Tue Jul 18 02:34:45 PDT 2017

RKSimon added inline comments.

================
Comment at: test/CodeGen/X86/bitcast-int-to-vector-bool.ll:24
+; AVX1:       # BB#0:
+; AVX1-NEXT:    movzbl %dil, %eax
+; AVX1-NEXT:    vmovq %rax, %xmm0
----------------
delena wrote:
> One "mov" is enough here. you, probably, use "zext" instead of "anyext". (I did not look at the code yet)
The code requested an ANY_EXTEND but for some reason its choosing to do a movz, probably partial register logic kicking in.

================
Comment at: test/CodeGen/X86/bitcast-int-to-vector-bool.ll:120
+; AVX1-NEXT:    vmovd %edi, %xmm0
+; AVX1-NEXT:    vpshuflw {{.*#+}} xmm0 = xmm0[0,0,0,0,4,5,6,7]
+; AVX1-NEXT:    vpshufd {{.*#+}} xmm0 = xmm0[0,0,1,1]
----------------
delena wrote:
> pshufb can be used for broadcasting i8.
Yes, we don't normally combine to pshufb until depth=3 due to size/load costs of a shuffle mask, but in this case we just need a (free-ish) zero shuffle mask so it'd be safe to support it.
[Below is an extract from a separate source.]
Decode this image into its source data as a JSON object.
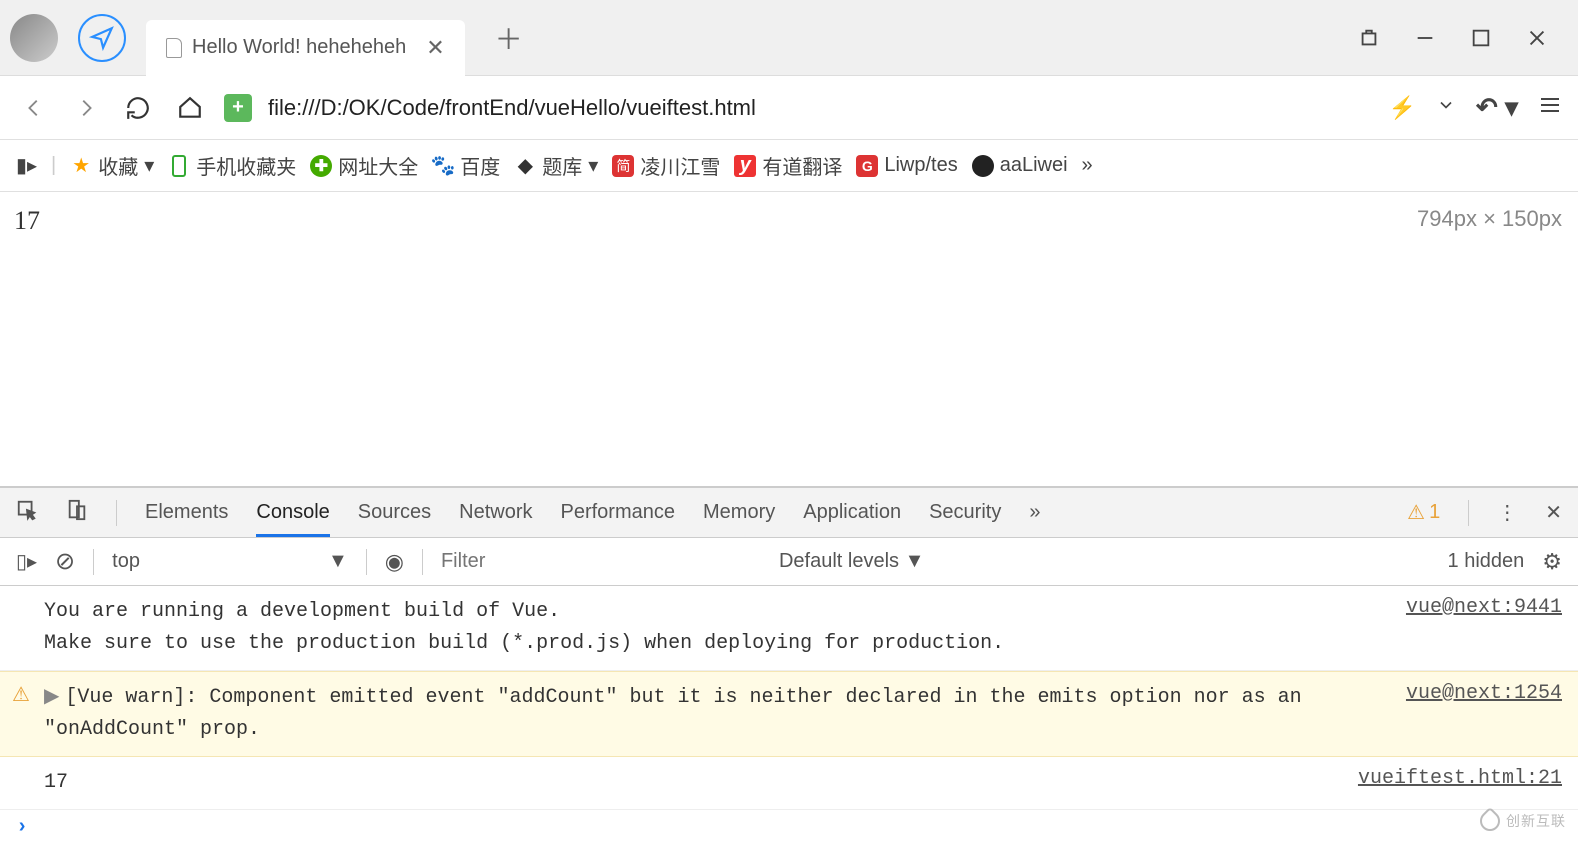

Any additional shuffle combine would then take us over the depth limit.

================
Comment at: test/CodeGen/X86/bitcast-int-to-vector-bool.ll:133
+; AVX2-NEXT:    vmovdqa {{.*#+}} xmm1 = [1,2,4,8,16,32,64,128]
+; AVX2-NEXT:    vpand %xmm1, %xmm0, %xmm0
+; AVX2-NEXT:    vpcmpeqw %xmm1, %xmm0, %xmm0
----------------
delena wrote:
> why load is not folded in vpand?
xmm1 is used twice - both as the mask and then with the comparison below ((X & M) == M)

Repository:
  rL LLVM

https://reviews.llvm.org/D35320